Beams Of Light Like A Boomerang

Researchers from the Faculty of Physics at the University of Warsaw have made a discovery that may impact research on the interaction of light with matter. This is a step towards observing quantum backflow. The scientists' research results were published in the journal "Optica".

Scientists from the Faculty of Physics, University of Warsaw superimposed two beams of light "twisted" clockwise, creating twists opposite to this movement in small areas. The research results were published in the journal "Optica". The publication is a step towards observing quantum backflow in two dimensions, which theoretically should be stronger than one-dimensional backflow.

– In classical mechanics, an object has a fixed position. Meanwhile, in quantum mechanics and optics it may be in the so-called superposition of states, which means that a given object can be in two or more positions at the same time - explains Dr. Radek Łapkiewicz, head of the Quantum Imaging Laboratory at the Faculty of Physics, University of Warsaw.

It happens that particles in a superposition can suddenly change direction and move backward for a moment or temporarily spin in the opposite direction to the given direction. Physicists call this phenomenon reverse flow.

Reverse flow
Reverse flow in quantum systems has not yet been observed experimentally. However, it was observed optically. Theoretical scientific work has explored the relationship between backflow in quantum mechanics and the unusual behavior of light beams. Observed, among others : reverse flow, synthesizing a complex wavefront.

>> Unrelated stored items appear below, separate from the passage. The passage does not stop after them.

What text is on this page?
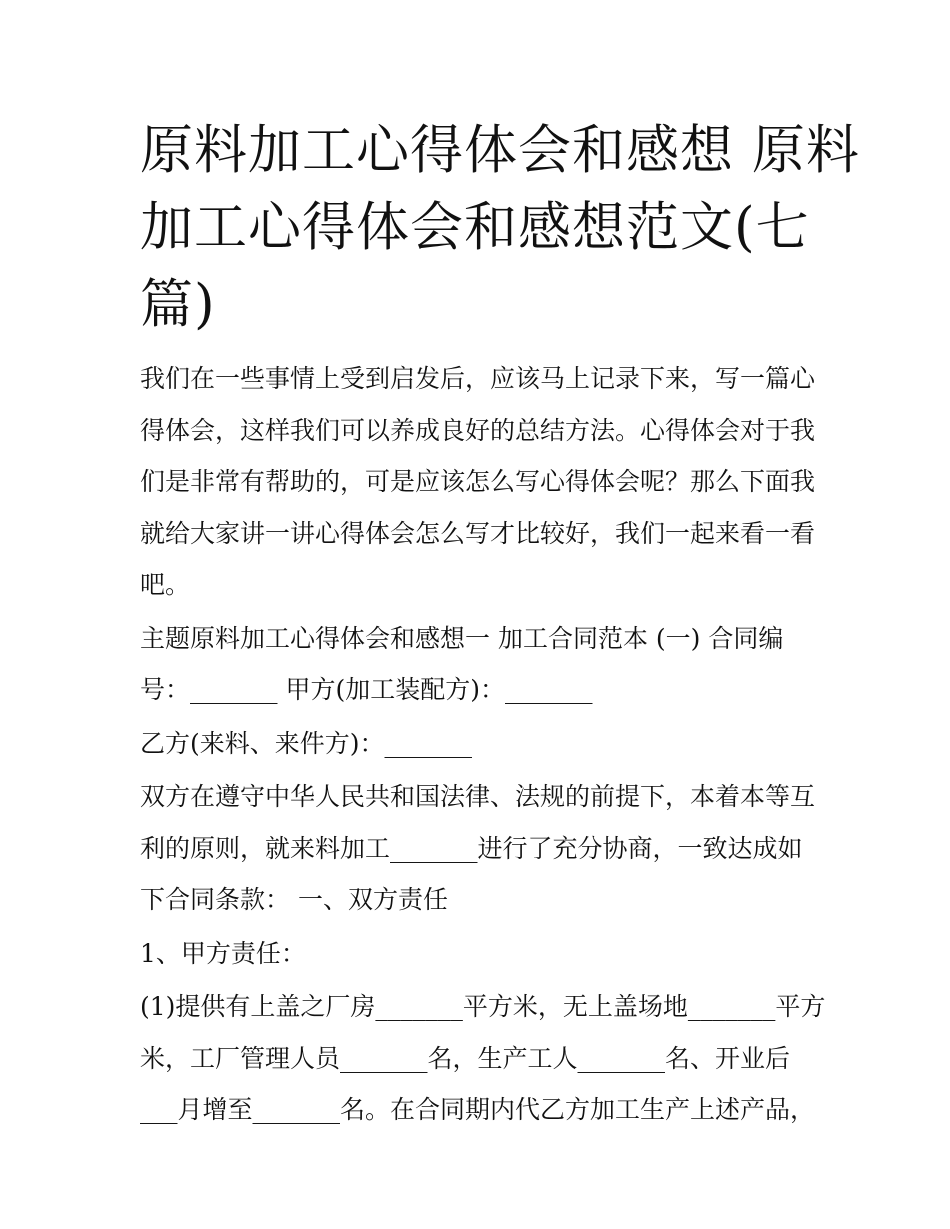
原料加工心得体会和感想 原料
加工心得体会和感想范文(七
篇)

我们在一些事情上受到启发后，应该马上记录下来，写一篇心
得体会，这样我们可以养成良好的总结方法。心得体会对于我
们是非常有帮助的，可是应该怎么写心得体会呢？那么下面我
就给大家讲一讲心得体会怎么写才比较好，我们一起来看一看
吧。

主题原料加工心得体会和感想一 加工合同范本 (一) 合同编
号：_______ 甲方(加工装配方)：_______

乙方(来料、来件方)：_______

双方在遵守中华人民共和国法律、法规的前提下，本着本等互
利的原则，就来料加工_______进行了充分协商，一致达成如
下合同条款： 一、双方责任

1、甲方责任：

(1)提供有上盖之厂房_______平方米，无上盖场地_______平方
米，工厂管理人员_______名，生产工人_______名、开业后
___月增至_______名。在合同期内代乙方加工生产上述产品，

Researchers from the group of Dr. Radek Łapkiewicz observed linear reverse flow in a very simple case, i.e. superimposing two light beams. The publication Azimuthal backflow in light carry in g orbital angular momentum presents the effect of backflow in two dimensions.

We superimposed two light beams twisted clockwise and locally observed twists opposite to their motion – explains Dr. Łapkiewicz.

To measure the phenomenon, researchers used a Shack-Hartman wavefront sensor. The system consisting of a microlens array placed in front of a CMOS ( complementary metal-oxide semiconductor ) matrix ensures high sensitivity of two-dimensional spatial measurements.

We examined the superposition of two beams carrying only negative orbital angular momentum, and in the dark regions of the interference pattern we observed positive local orbital angular momentum. This is the azimuthal reverse flow, explains Bernard Gorzkowski, a PhD student at the Quantum Imaging Laboratory at the Faculty of Physics, University of Warsaw.

Superoscillations
As the scientists emphasize, the phenomenon they describe can be interpreted as superoscillations. We talk about superoscillations when, by superimposing waves with frequencies limited in advance, we can find locally higher frequencies in the resulting wave than the highest one used.